TERGANGGU

imajihari
Chapter #12

Bab 12

Ibu mulai ragu. Di satu sisi ia berharap Nina bisa sembuh, di sisi lain ada ucapan bapak yang begitu melekat. Berjam jam ia memikirkan apakah ia harus mengobati Nina pada Mbah Naryo? Tapi jika begitu, ia akan melanggar apa yang menjadi amanat Bapak. Di tengah kebingungannya, ibu hanya mondar mandir di dalam rumah.

Kadang ia juga terbawa lamunannya saat tengah duduk di atas kursi. Bagus yang melihatnya langsung menghampirinya dan memegang pundaknya.

"Bu, Bagus ngertos ibu ajeng nina mantun, nanging sampun angge cara kados puniku,"

(Bu, Bagus tahu ibu mau Nina sembuh, tapi jangan pake cara seperti itu,) tutur Bagus memecah lamunan ibu.

Ibu berdiri dan menggelengkan kepala. Ada raut sedih di wajah yang biasanya meneduhkan itu.

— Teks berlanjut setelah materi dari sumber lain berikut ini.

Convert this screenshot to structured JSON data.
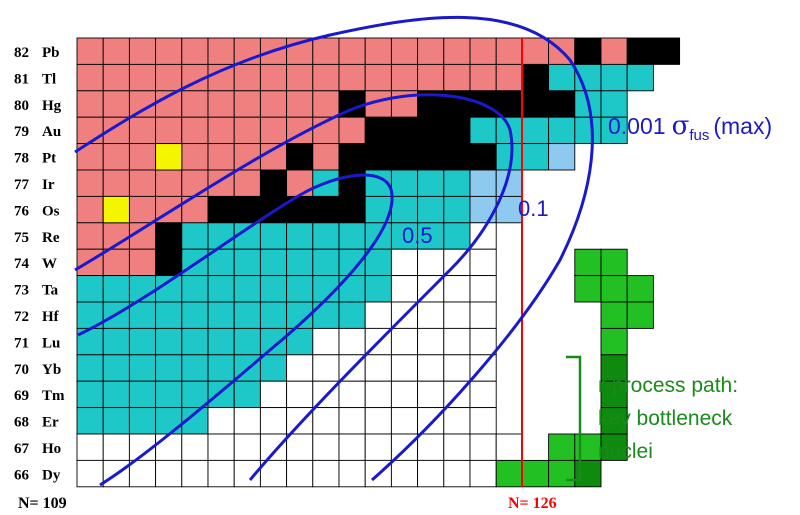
{
  "chart_data": {
    "type": "heatmap",
    "title": "",
    "n_min": 109,
    "n_max": 128,
    "z_max": 82,
    "z_min": 66,
    "elements": [
      "Pb",
      "Tl",
      "Hg",
      "Au",
      "Pt",
      "Ir",
      "Os",
      "Re",
      "W",
      "Ta",
      "Hf",
      "Lu",
      "Yb",
      "Tm",
      "Er",
      "Ho",
      "Dy"
    ],
    "z_labels": [
      "82",
      "81",
      "80",
      "79",
      "78",
      "77",
      "76",
      "75",
      "74",
      "73",
      "72",
      "71",
      "70",
      "69",
      "68",
      "67",
      "66"
    ],
    "n_left_label": "N= 109",
    "n_right_label": "N= 126",
    "n_right_line_at": 126,
    "legend_colors": {
      "pink": "#f08080",
      "black": "#000000",
      "cyan": "#1ec8c8",
      "lightblue": "#8ecaf0",
      "yellow": "#f5f500",
      "white": "#ffffff",
      "green": "#22c022",
      "darkgreen": "#0e8a0e"
    },
    "color_codes": "p=pink, k=black, c=cyan, l=lightblue, y=yellow, w=white, g=green, d=darkgreen, .=no cell",
    "rows": [
      "pppppppppppppppppppkpkk",
      "pppppppppppppppppkcccc",
      "ppppppppppkppkkkkkkcc",
      "pppppppppppkkkkcccccc",
      "ppppppppkpkkkkkkccl",
      "pppppppkpckccccll",
      "pppppkkkkkkccccll",
      "pppkcccccccccccw",
      "pppkccccccccwwww...gg",
      "ccccccccccccwwww...ggg",
      "cccccccccccwwwww....gg",
      "cccccccccwwwwwww....g",
      "ccccccccwwwwwwww....d",
      "cccccccwwwwwwwww....d",
      "cccccwwwwwwwwwww....d",
      "wwwwwwwwwwwwwwwww.ggd",
      "wwwwwwwwwwwwwwwwgggd"
    ],
    "contour_labels": [
      "0.001 σ_fus (max)",
      "0.5",
      "0.1"
    ],
    "annotation": "r-process path: key bottleneck nuclei"
  },
  "labels": {
    "contour_outer": "0.001",
    "sigma": "σ",
    "sub": "fus",
    "max": "(max)",
    "contour_mid": "0.5",
    "contour_inner": "0.1",
    "annot_line1": "r-process path:",
    "annot_line2": "key bottleneck",
    "annot_line3": "nuclei"
  }
}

kemudian ibu berjalan ke arah kamarnya, menutup pintu kencang dan menguncinya.

Ibu terduduk di ujung kasur. Air matanya berderai. Ia menutup wajahnya bersamaan dengan isak tangis yang keluar dari mulutnya.

"Ya Tuhan, aku harus apa? Apakah aku harus meminta bantuan pada orang sakti itu dan menduakan-Mu? Karena jika tidak, anakku mungkin akan selamanya seperti itu. Kenapa Tuhan? Kenapa Engkau tidak menolong sama sekali. Bukankah Engkau maha segalanya?"

***

Di dalam kamarnya, Nina terbangun. Dan seperti biasa, ia hanya duduk diam. Terbawa lamunan hebat yang membuatnya tak berkedip bahkan tak bergerak. Suara suara yang sering terdengar, datang diwaktu waktu yang tidak ditentukan. Kadang muncul, kadang menghilang.

"Bangun... Jangan diam dan mengurung diri terus menerus!"

"Sudah, diam saja. Di luar tidak aman. Nanti ada orang jahat yang melukaimu."

"Dasar penakut! Pergi keluar, lari! Jangan di sini dan menunggu sampai orang jahat datang dan membakar seisi kamarmu!"

"Tenang saja. Kan ada ibumu. Dia akan menolongmu."

"Halah. Kau sudah terlalu sering menyusahkannya. Dia sudah lelah. Seharusnya kau pergi dari sini agar tidak menyusahkannya!!"

Suara suara itu silih berganti bersahutan. Lalu menghilang kembali. Nina hanya bisa menutup telinga dan menjambaki rambutnya mesku itu tidak berpengaruh apa apa. Air matanya keluar diiringi isak tangis dan rasa takut yang mengerubungi tubuhnya.

Suara Nina begitu lirih. Ia menangis tanpa suara. Sangat ketakutan karena perdebatan yang datang dari suara misterius yang tidak diketahui sumbernya dari mana.

Ketika suara itu berhenti, mata Nina mulai mengawasi. Ia menggeser tubuhnya mundur meski sudah berada di tempat paling ujung ranjang. Matanya tidak berhenti mengintai ke setiap sudut kamar yang terang benderang karena lampu yang menyala.

Di sana. Di ujung kasur, sekor laba laba sebesar kepalan tangan orang dewasa merayap perlahan. Nina melihatnya. Sangat menakutkan. Laba laba itu memiliki banyak mata, mulutnya juga bergigi tajam. Tangannya begitu cepat merayap mendekat pada dirinya.

Satu, dua, tiga, empat, berpuluh puluh laba laba lainnya muncul satu persatu. Nina melemparinya dengan bantal. Ia juga mengibas ngibaskan selimutnya untuk menyingkirkan semua laba laba itu. Tapi bukan hanya itu. Dari atas kepalanya, berjatuhan satu persatu laba laba yang lebih kecil. Laba laba itu merayap dari atas kepala, lalu berjalan mengelilingi lehernya.